I founded WalletScrutiny while at Mycelium because I saw the lack of this transparency as a systemic issue and not only an issue at my own work place.
Security
Mycelium has a very old code base and maintains its own crypto library which did attract some attention around external experts but certainly not as much as others. I did spend a lot of time reviewing it until three years ago but I never had formal training as a cryptographer.

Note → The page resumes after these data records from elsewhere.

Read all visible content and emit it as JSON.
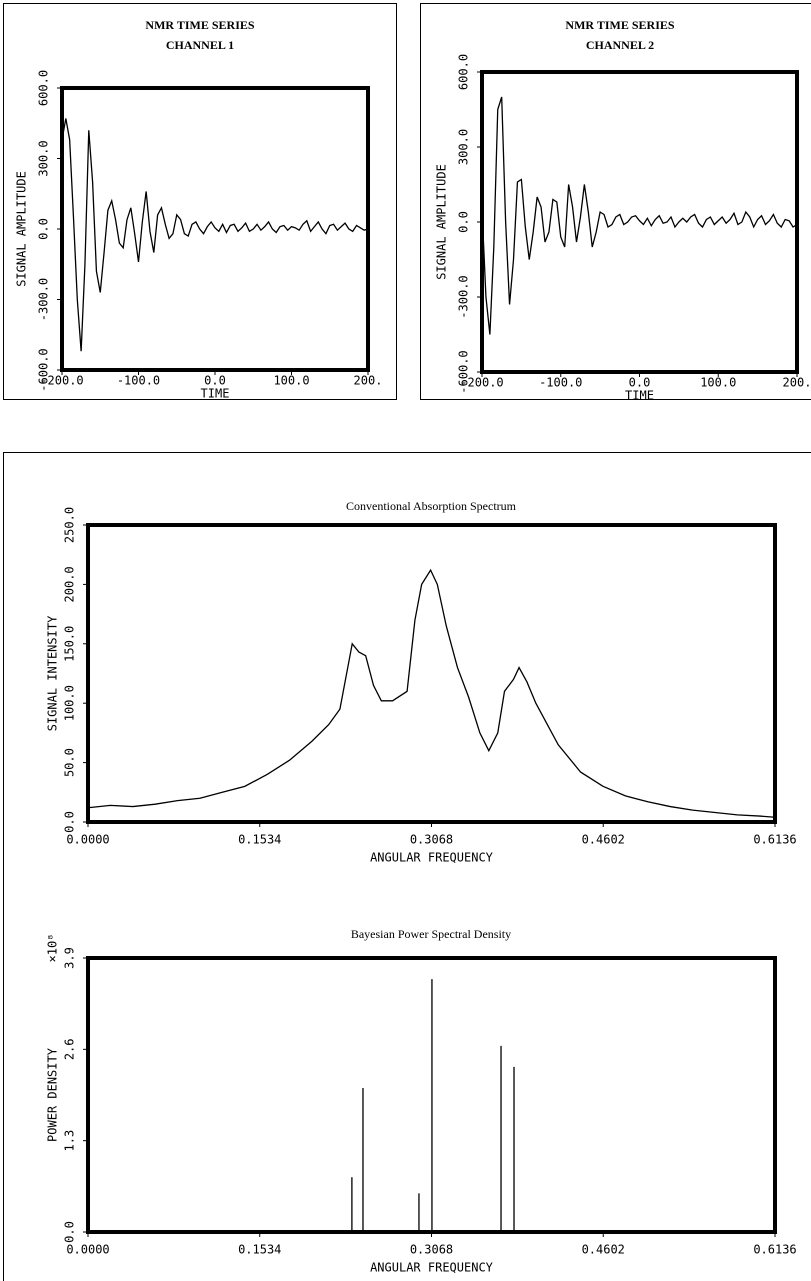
{
  "chart_data": [
    {
      "type": "line",
      "title": "NMR TIME SERIES",
      "subtitle": "CHANNEL 1",
      "x_label": "TIME",
      "y_label": "SIGNAL AMPLITUDE",
      "color": "#000000",
      "xlim": [
        -200,
        200
      ],
      "ylim": [
        -600,
        600
      ],
      "xticks": [
        {
          "value": -200,
          "label": "-200.0"
        },
        {
          "value": -100,
          "label": "-100.0"
        },
        {
          "value": 0,
          "label": "0.0"
        },
        {
          "value": 100,
          "label": "100.0"
        },
        {
          "value": 200,
          "label": "200."
        }
      ],
      "yticks": [
        {
          "value": -600,
          "label": "-600.0"
        },
        {
          "value": -300,
          "label": "-300.0"
        },
        {
          "value": 0,
          "label": "0.0"
        },
        {
          "value": 300,
          "label": "300.0"
        },
        {
          "value": 600,
          "label": "600.0"
        }
      ],
      "x": [
        -200,
        -195,
        -190,
        -185,
        -180,
        -175,
        -170,
        -165,
        -160,
        -155,
        -150,
        -145,
        -140,
        -135,
        -130,
        -125,
        -120,
        -115,
        -110,
        -105,
        -100,
        -95,
        -90,
        -85,
        -80,
        -75,
        -70,
        -65,
        -60,
        -55,
        -50,
        -45,
        -40,
        -35,
        -30,
        -25,
        -20,
        -15,
        -10,
        -5,
        0,
        5,
        10,
        15,
        20,
        25,
        30,
        35,
        40,
        45,
        50,
        55,
        60,
        65,
        70,
        75,
        80,
        85,
        90,
        95,
        100,
        105,
        110,
        115,
        120,
        125,
        130,
        135,
        140,
        145,
        150,
        155,
        160,
        165,
        170,
        175,
        180,
        185,
        190,
        195,
        200
      ],
      "values": [
        380,
        470,
        380,
        50,
        -300,
        -520,
        -150,
        420,
        200,
        -180,
        -270,
        -100,
        80,
        120,
        40,
        -60,
        -80,
        40,
        90,
        -20,
        -140,
        30,
        160,
        -10,
        -100,
        60,
        90,
        20,
        -40,
        -20,
        60,
        40,
        -20,
        -30,
        20,
        30,
        0,
        -20,
        10,
        30,
        5,
        -10,
        20,
        -15,
        15,
        20,
        -10,
        5,
        25,
        -10,
        0,
        20,
        -5,
        10,
        30,
        0,
        -15,
        10,
        15,
        -5,
        10,
        5,
        -5,
        20,
        35,
        -10,
        10,
        30,
        0,
        -20,
        15,
        20,
        -5,
        10,
        25,
        0,
        -10,
        15,
        5,
        -5,
        0
      ]
    },
    {
      "type": "line",
      "title": "NMR TIME SERIES",
      "subtitle": "CHANNEL 2",
      "x_label": "TIME",
      "y_label": "SIGNAL AMPLITUDE",
      "color": "#000000",
      "xlim": [
        -200,
        200
      ],
      "ylim": [
        -600,
        600
      ],
      "xticks": [
        {
          "value": -200,
          "label": "-200.0"
        },
        {
          "value": -100,
          "label": "-100.0"
        },
        {
          "value": 0,
          "label": "0.0"
        },
        {
          "value": 100,
          "label": "100.0"
        },
        {
          "value": 200,
          "label": "200."
        }
      ],
      "yticks": [
        {
          "value": -600,
          "label": "-600.0"
        },
        {
          "value": -300,
          "label": "-300.0"
        },
        {
          "value": 0,
          "label": "0.0"
        },
        {
          "value": 300,
          "label": "300.0"
        },
        {
          "value": 600,
          "label": "600.0"
        }
      ],
      "x": [
        -200,
        -195,
        -190,
        -185,
        -180,
        -175,
        -170,
        -165,
        -160,
        -155,
        -150,
        -145,
        -140,
        -135,
        -130,
        -125,
        -120,
        -115,
        -110,
        -105,
        -100,
        -95,
        -90,
        -85,
        -80,
        -75,
        -70,
        -65,
        -60,
        -55,
        -50,
        -45,
        -40,
        -35,
        -30,
        -25,
        -20,
        -15,
        -10,
        -5,
        0,
        5,
        10,
        15,
        20,
        25,
        30,
        35,
        40,
        45,
        50,
        55,
        60,
        65,
        70,
        75,
        80,
        85,
        90,
        95,
        100,
        105,
        110,
        115,
        120,
        125,
        130,
        135,
        140,
        145,
        150,
        155,
        160,
        165,
        170,
        175,
        180,
        185,
        190,
        195,
        200
      ],
      "values": [
        50,
        -300,
        -450,
        -100,
        450,
        500,
        0,
        -330,
        -150,
        160,
        170,
        -20,
        -150,
        -40,
        100,
        60,
        -80,
        -40,
        90,
        80,
        -60,
        -100,
        150,
        60,
        -80,
        20,
        150,
        40,
        -100,
        -40,
        40,
        30,
        -20,
        -10,
        20,
        30,
        -10,
        0,
        20,
        25,
        5,
        -10,
        15,
        -15,
        10,
        25,
        -5,
        0,
        20,
        -20,
        0,
        15,
        0,
        20,
        30,
        -5,
        -20,
        10,
        20,
        -10,
        5,
        20,
        -5,
        10,
        35,
        -10,
        0,
        40,
        20,
        -20,
        10,
        25,
        -10,
        5,
        30,
        -5,
        -20,
        10,
        5,
        -20,
        -10
      ]
    },
    {
      "type": "line",
      "title": "Conventional Absorption Spectrum",
      "x_label": "ANGULAR FREQUENCY",
      "y_label": "SIGNAL INTENSITY",
      "color": "#000000",
      "xlim": [
        0,
        0.6136
      ],
      "ylim": [
        0,
        250
      ],
      "xticks": [
        {
          "value": 0,
          "label": "0.0000"
        },
        0.1534,
        0.3068,
        0.4602,
        0.6136
      ],
      "yticks": [
        {
          "value": 0,
          "label": "0.0"
        },
        {
          "value": 50,
          "label": "50.0"
        },
        {
          "value": 100,
          "label": "100.0"
        },
        {
          "value": 150,
          "label": "150.0"
        },
        {
          "value": 200,
          "label": "200.0"
        },
        {
          "value": 250,
          "label": "250.0"
        }
      ],
      "x": [
        0,
        0.02,
        0.04,
        0.06,
        0.08,
        0.1,
        0.12,
        0.14,
        0.16,
        0.18,
        0.2,
        0.215,
        0.225,
        0.232,
        0.236,
        0.242,
        0.248,
        0.255,
        0.262,
        0.272,
        0.285,
        0.292,
        0.298,
        0.306,
        0.312,
        0.32,
        0.33,
        0.34,
        0.35,
        0.358,
        0.366,
        0.372,
        0.38,
        0.385,
        0.392,
        0.4,
        0.42,
        0.44,
        0.46,
        0.48,
        0.5,
        0.52,
        0.54,
        0.56,
        0.58,
        0.6,
        0.6136
      ],
      "values": [
        12,
        14,
        13,
        15,
        18,
        20,
        25,
        30,
        40,
        52,
        68,
        82,
        95,
        130,
        150,
        143,
        140,
        115,
        102,
        102,
        110,
        170,
        200,
        212,
        200,
        165,
        130,
        105,
        75,
        60,
        75,
        110,
        120,
        130,
        118,
        100,
        65,
        42,
        30,
        22,
        17,
        13,
        10,
        8,
        6,
        5,
        4
      ]
    },
    {
      "type": "stem",
      "title": "Bayesian Power Spectral Density",
      "x_label": "ANGULAR FREQUENCY",
      "y_label": "POWER DENSITY",
      "y_multiplier": "×10⁸",
      "color": "#000000",
      "xlim": [
        0,
        0.6136
      ],
      "ylim": [
        0,
        3.9
      ],
      "xticks": [
        {
          "value": 0,
          "label": "0.0000"
        },
        0.1534,
        0.3068,
        0.4602,
        0.6136
      ],
      "yticks": [
        {
          "value": 0,
          "label": "0.0"
        },
        1.3,
        2.6,
        3.9
      ],
      "x": [
        0.2357,
        0.2456,
        0.2956,
        0.3072,
        0.3689,
        0.3805
      ],
      "values": [
        0.78,
        2.05,
        0.55,
        3.6,
        2.65,
        2.35
      ]
    }
  ]
}
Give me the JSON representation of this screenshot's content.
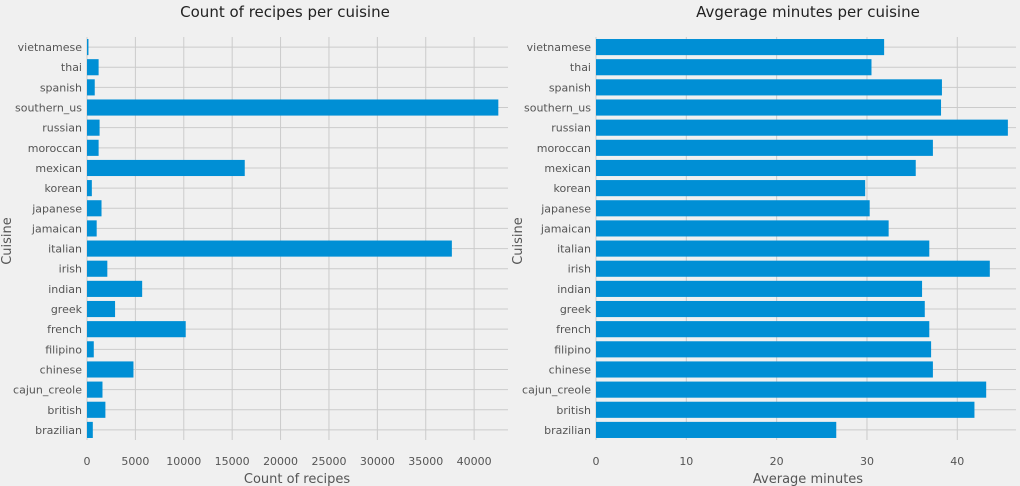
{
  "chart_data": [
    {
      "type": "bar",
      "orientation": "horizontal",
      "title": "Count of recipes per cuisine",
      "xlabel": "Count of recipes",
      "ylabel": "Cuisine",
      "categories": [
        "brazilian",
        "british",
        "cajun_creole",
        "chinese",
        "filipino",
        "french",
        "greek",
        "indian",
        "irish",
        "italian",
        "jamaican",
        "japanese",
        "korean",
        "mexican",
        "moroccan",
        "russian",
        "southern_us",
        "spanish",
        "thai",
        "vietnamese"
      ],
      "values": [
        600,
        1900,
        1600,
        4800,
        700,
        10200,
        2900,
        5700,
        2100,
        37700,
        1000,
        1500,
        500,
        16300,
        1200,
        1300,
        42500,
        800,
        1200,
        150
      ],
      "xlim": [
        0,
        43500
      ],
      "xticks": [
        0,
        5000,
        10000,
        15000,
        20000,
        25000,
        30000,
        35000,
        40000
      ],
      "xtick_labels": [
        "0",
        "5000",
        "10000",
        "15000",
        "20000",
        "25000",
        "30000",
        "35000",
        "40000"
      ],
      "grid": true,
      "color": "#008fd5"
    },
    {
      "type": "bar",
      "orientation": "horizontal",
      "title": "Avgerage minutes per cuisine",
      "xlabel": "Average minutes",
      "ylabel": "Cuisine",
      "categories": [
        "brazilian",
        "british",
        "cajun_creole",
        "chinese",
        "filipino",
        "french",
        "greek",
        "indian",
        "irish",
        "italian",
        "jamaican",
        "japanese",
        "korean",
        "mexican",
        "moroccan",
        "russian",
        "southern_us",
        "spanish",
        "thai",
        "vietnamese"
      ],
      "values": [
        26.6,
        41.9,
        43.2,
        37.3,
        37.1,
        36.9,
        36.4,
        36.1,
        43.6,
        36.9,
        32.4,
        30.3,
        29.8,
        35.4,
        37.3,
        45.6,
        38.2,
        38.3,
        30.5,
        31.9
      ],
      "xlim": [
        0,
        46.5
      ],
      "xticks": [
        0,
        10,
        20,
        30,
        40
      ],
      "xtick_labels": [
        "0",
        "10",
        "20",
        "30",
        "40"
      ],
      "grid": true,
      "color": "#008fd5"
    }
  ]
}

Mycelium has many features and tends to only add more:
- Shamir Shared Secret
- Login with Bitcoin
- Colored Coins
- Sign messages
- Import Xpubs or Xprivs
- Spend from a QR-Code
- FIO protocol
- Some shitcoins (Bitcoin Vault, ETH, ETH tokens)
- ...
That means it has a huge code base and uses dependencies of questionable provenance. Especially the FIO and BTCV dependencies are probably poorly audited and could contain backdoors affecting users that don't even use these features. That said, while I was the maintainer I had to add these two features and those were stressful weeks of me pushing back a quick release. While my push-backs were always well received at the time, I worry about today's maintainer maybe being less insisting when it comes to security. Sadly Mycelium is very quiet about such internals, so I don't even know who this maintainer would be now or what Mycelium was up to recently.
Features
A very much missing feature is lightning. Without lightning, this product will be obsolete with on-chain fees rising.
Privacy
When I joined the company, privacy was a top priority. The product had its custom servers that did not log IP addresses and the client did support TOR.
The TOR button is still in the app but it essentially does nothing.
Management often requested to keep logs of wallet balances to have some metrics of success beyond the downloads that Google reports and it was engineers who pushed back successfully. I cannot know to which degree this is still kept up and especially the ignorance regarding the TOR feature makes me not very confident about them not tracking wallets by now.
Openness
Mycelium and especially its owner always was very low profile with officially no official social media activity.
The public issue tracker is getting attention on a yearly basis - maybe.
But ... the source code is 100% public and reproducible.
Summary
The Mycelium wallet for Android was my main driver while I worked as its security guy but my lack of insight into their current security practices and their openness to adding questionable ads and features leads me to not trust this product with any significant amount.
It is a good tool to spend with a Trezor on the go though.